Auf zelluläre Ebene gäbe es keine Austausch zwischen den Zellen und ihrer Umgebung, wäre dort ein Gleichgewicht. Keine Reizleitung wäre auf Nervenbahnen möglich, gäbe es dort ein Gleichgewicht. Die Spitzen von Wurzelhaaren können nur deshalb Wasser "ziehen", weil sie für ein stetes Ungleichgewicht zwischen Innen und Außen sorgen. Wärmeströmungen, Wind, Regen ... alles Ergebnisse von Ungleichgewichten.
In ökologischen Systemen "fließt" alles, bedingt durch Gradienten unterschiedlichster Natur. Ein Gleichgewicht bedeutet in der Regel Stillstand - und damit ein absehbares Ende der lebenden Struktur. (Zell-)Atmung: eine Redox-Reaktion, bedingt durch ungleich verteilte Ladungen. Ernährung: Energie wird von einem gebenden System in das andere, nehmende System übertragen. Mehr Nützlinge als Schädlinge im Garten - ein oft gewünschtes Ungleichgewicht, bis der Nützling verhungert, weil er keinen Schädling mehr zum Fressen findet.

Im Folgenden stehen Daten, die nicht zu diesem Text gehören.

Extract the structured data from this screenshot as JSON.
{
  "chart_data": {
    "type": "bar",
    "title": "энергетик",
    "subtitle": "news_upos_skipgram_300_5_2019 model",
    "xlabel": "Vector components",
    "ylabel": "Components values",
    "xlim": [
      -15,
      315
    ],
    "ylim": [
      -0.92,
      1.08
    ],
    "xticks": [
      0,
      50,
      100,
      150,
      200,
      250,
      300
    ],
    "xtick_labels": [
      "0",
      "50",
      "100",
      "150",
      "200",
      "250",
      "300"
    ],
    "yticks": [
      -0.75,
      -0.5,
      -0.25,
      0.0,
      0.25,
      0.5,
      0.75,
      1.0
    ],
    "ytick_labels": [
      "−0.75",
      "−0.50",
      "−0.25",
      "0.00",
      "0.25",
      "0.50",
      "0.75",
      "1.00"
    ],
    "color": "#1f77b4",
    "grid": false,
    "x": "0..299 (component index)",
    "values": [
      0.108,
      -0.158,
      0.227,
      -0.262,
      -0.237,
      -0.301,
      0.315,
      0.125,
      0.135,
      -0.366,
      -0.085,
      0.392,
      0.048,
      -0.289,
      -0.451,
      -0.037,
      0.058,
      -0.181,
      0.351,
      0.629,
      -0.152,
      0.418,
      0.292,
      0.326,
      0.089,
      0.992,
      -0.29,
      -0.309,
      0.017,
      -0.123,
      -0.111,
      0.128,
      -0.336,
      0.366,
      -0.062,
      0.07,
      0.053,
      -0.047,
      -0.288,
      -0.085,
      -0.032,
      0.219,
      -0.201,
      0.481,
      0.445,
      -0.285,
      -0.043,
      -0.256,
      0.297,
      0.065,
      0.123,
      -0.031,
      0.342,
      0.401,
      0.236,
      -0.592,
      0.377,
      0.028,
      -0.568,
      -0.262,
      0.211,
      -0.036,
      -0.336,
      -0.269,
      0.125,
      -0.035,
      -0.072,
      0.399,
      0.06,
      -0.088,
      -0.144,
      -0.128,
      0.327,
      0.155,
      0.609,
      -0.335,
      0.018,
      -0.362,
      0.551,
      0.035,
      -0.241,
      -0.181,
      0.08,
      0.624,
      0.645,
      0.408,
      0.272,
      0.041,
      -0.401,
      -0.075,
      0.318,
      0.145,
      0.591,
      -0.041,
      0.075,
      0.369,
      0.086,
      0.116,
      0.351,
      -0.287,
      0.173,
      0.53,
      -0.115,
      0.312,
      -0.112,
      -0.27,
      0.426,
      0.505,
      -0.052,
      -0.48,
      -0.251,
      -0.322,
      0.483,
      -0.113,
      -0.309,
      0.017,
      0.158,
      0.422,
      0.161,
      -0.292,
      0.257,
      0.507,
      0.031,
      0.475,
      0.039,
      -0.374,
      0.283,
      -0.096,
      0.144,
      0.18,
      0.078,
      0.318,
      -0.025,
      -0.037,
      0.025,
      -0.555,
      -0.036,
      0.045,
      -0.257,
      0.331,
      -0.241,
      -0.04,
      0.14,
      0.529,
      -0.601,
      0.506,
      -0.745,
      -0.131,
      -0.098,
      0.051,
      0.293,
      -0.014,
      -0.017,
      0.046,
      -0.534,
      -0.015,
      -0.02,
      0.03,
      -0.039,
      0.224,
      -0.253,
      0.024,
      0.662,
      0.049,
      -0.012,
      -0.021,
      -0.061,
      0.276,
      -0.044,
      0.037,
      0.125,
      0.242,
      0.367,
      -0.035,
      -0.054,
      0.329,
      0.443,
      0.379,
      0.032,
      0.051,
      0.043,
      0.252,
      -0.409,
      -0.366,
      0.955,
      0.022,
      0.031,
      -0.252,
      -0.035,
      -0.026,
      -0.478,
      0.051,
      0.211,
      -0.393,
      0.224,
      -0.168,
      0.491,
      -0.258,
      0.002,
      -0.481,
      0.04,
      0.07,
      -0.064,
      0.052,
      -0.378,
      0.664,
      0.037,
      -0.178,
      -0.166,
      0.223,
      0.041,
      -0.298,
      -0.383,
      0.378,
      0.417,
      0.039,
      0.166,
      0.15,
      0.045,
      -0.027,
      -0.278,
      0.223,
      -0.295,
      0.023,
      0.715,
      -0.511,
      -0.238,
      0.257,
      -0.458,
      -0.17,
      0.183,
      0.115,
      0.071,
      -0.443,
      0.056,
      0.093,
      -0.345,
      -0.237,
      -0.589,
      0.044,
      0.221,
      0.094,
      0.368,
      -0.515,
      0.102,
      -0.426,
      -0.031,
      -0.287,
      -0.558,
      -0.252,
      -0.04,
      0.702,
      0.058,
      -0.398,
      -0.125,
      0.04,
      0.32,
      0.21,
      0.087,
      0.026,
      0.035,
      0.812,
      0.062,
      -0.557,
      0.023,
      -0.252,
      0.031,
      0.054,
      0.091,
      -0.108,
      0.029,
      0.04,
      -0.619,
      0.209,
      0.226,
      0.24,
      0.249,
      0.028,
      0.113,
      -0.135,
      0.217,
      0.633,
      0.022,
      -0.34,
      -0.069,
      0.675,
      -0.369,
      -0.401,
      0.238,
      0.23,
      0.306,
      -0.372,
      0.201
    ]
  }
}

In der Natur wird in der Regel ausgebeutet. Nachhaltigkeit ist eine Idee der Menschen - und eine sehr gute noch dazu. Sie könnte unser Überleben sichern. Aber Nachhaltigkeit ist, sorry, nichts Natürliches, denn die Natur plant nicht. Religiöse Menschen sehen das wahrscheinlich anders.
Ich wünsche mir, dass in Zukunft in klugen Büchern über ökologische Landwirtschaft und biologischen Weinbau nicht mehr von natürlichen Gleichgewichten geschrieben wird. Das wäre nur ein Beweis für fehlende Kompetenz in Sachen Ökologie - und damit hätten die Damen und Herren vom Marketing dann bestimmt ein Problem.